Riding west, prairie gradually gives way to desert. Smooth highway rolls out ahead, the smell of wet hay from fresh rain the night before. Huge, cloud laden sky turns to blue as drizzles subside.

Along the way, you see the skeletons of old mom-and-pops, all closed now, replaced by corporate giants of today. Every little town a carbon copy of Loves, Subways and Exxons.

Giant wind turbines speckle the landscape in an irregular grid, visually overwhelming the aging oil derricks. Turning slow and in unison, as if to mark the gradual passage of time.

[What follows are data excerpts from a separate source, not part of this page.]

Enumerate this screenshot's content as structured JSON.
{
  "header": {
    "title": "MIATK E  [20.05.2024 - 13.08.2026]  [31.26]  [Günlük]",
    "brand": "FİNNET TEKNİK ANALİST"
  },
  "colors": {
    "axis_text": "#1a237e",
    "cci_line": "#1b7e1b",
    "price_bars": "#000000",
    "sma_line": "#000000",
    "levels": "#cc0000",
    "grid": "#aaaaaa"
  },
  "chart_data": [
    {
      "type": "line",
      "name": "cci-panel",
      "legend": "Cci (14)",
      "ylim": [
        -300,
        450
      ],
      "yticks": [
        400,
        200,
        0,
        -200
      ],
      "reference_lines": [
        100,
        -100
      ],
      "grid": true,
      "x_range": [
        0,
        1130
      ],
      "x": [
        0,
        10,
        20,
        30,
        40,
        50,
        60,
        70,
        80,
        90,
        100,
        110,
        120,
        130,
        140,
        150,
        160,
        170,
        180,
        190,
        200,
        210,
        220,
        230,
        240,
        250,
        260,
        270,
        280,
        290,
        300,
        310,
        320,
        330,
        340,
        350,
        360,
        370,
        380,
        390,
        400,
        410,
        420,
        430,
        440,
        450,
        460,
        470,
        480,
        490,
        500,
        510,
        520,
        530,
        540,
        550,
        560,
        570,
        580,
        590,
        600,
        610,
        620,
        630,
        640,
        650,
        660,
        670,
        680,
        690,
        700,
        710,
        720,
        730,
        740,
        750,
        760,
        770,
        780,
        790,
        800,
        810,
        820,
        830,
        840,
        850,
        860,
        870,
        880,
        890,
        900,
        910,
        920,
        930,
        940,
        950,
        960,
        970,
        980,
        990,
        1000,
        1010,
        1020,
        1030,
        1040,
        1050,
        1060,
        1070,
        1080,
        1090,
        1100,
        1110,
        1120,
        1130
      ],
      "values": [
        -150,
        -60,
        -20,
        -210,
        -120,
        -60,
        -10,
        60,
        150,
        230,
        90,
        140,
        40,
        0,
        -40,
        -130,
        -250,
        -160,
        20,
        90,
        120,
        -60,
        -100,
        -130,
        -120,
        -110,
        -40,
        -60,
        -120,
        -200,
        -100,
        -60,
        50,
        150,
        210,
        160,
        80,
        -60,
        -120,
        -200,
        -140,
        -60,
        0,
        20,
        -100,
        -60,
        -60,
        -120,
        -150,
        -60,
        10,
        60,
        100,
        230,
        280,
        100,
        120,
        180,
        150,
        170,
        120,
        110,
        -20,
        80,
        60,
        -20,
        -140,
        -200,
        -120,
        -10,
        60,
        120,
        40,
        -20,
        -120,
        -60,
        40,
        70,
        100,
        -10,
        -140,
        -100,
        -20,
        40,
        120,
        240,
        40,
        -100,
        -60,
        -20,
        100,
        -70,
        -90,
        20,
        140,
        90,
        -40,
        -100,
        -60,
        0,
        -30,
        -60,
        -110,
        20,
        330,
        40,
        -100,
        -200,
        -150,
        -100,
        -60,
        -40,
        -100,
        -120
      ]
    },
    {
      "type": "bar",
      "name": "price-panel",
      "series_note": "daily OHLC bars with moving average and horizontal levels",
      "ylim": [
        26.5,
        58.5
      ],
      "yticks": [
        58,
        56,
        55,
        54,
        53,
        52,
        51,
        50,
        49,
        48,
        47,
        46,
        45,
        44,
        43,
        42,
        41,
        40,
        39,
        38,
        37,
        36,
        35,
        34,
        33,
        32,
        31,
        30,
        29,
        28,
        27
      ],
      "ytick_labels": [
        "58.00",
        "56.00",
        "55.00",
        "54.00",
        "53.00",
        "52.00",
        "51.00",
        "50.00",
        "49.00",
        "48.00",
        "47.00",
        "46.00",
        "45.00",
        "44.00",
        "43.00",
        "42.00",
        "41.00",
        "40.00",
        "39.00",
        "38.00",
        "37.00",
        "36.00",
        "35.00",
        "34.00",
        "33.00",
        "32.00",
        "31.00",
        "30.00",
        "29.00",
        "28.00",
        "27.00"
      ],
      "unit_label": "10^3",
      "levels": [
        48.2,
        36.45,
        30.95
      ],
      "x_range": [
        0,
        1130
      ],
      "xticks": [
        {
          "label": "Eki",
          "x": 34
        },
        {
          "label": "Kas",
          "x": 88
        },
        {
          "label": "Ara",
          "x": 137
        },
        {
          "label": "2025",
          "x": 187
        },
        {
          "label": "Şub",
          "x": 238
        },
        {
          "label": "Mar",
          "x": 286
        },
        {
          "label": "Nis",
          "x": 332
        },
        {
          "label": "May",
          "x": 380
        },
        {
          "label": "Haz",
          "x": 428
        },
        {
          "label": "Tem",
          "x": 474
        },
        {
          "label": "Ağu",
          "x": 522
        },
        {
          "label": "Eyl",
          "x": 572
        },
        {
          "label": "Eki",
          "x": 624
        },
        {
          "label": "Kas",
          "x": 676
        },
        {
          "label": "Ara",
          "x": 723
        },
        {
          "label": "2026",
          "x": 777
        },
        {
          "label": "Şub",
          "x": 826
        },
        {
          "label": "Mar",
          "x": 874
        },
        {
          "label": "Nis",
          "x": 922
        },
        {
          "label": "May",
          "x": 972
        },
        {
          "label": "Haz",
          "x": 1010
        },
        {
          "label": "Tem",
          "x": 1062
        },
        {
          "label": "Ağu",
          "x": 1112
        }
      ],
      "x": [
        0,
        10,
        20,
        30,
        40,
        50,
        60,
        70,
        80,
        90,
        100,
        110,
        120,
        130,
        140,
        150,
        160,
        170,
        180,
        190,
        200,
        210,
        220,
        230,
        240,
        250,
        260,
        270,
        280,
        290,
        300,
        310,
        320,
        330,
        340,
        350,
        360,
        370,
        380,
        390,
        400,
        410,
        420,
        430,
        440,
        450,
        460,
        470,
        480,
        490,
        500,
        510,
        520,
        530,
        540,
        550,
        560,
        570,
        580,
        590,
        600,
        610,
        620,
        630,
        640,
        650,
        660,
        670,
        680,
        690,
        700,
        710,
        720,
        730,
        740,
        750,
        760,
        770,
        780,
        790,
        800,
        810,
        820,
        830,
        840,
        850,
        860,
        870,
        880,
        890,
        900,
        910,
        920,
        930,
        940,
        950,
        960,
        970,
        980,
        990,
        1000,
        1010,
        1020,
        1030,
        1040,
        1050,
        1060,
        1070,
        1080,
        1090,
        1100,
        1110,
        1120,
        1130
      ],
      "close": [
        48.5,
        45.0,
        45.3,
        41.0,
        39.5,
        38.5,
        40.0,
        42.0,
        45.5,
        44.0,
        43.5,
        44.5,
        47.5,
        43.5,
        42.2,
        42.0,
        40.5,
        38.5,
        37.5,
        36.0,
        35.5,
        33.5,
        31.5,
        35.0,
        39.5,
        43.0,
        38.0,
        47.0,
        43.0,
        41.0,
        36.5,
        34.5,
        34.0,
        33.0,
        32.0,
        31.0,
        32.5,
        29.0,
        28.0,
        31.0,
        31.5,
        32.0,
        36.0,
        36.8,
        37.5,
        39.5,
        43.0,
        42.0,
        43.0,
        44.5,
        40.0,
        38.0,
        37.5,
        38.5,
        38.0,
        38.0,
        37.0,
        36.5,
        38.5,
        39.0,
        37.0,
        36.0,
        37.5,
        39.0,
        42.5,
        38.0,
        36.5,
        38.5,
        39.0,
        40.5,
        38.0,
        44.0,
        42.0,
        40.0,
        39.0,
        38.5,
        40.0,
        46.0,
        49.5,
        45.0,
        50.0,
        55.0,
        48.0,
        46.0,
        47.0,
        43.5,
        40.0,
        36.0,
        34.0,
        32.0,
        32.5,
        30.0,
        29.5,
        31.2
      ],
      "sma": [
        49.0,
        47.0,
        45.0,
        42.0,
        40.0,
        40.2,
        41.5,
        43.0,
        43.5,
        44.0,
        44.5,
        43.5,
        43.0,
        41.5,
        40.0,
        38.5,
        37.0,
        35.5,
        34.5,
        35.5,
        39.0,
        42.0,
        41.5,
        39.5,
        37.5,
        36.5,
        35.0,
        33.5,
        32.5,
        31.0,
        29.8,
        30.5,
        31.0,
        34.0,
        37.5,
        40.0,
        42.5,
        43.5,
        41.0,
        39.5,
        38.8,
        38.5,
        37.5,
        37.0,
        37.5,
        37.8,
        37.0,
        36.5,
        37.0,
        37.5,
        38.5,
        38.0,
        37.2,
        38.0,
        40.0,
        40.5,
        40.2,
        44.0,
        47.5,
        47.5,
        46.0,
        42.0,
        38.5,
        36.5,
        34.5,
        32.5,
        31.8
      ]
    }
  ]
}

They, along with the privately run detention prisons seem to be the main growth industries out west.

The prison camps, razor-wire eyesores that blight the landscape every couple of hours: Pecos, Sierra Blanca, Fabens. One of them even looks like an old hotel wrapped in metal fencing. Brown people, picked up for having the audacity to cross an imaginary line in the water are disappeared there, well away from the shopping malls in the cities.

Craggy mountain peaks appear, leading edge of the Guadalupe Mountains as I-20 turns west onto I-10. Set in deep shadow, massive and eternal they jut out defiantly from the sand. Rudra, Yahweh, Apu, known by many names, yet always stern, always capricious. Seeing these peaks, you realize why early peoples always had their mountain gods.

Vicious crosswinds pick up now, and a massive dust cloud like so much smog looms to the west. Tumbleweeds gather speed as they roll south, headed back across that imaginary line. And everywhere a vast emptiness here, the kind that's full and waiting.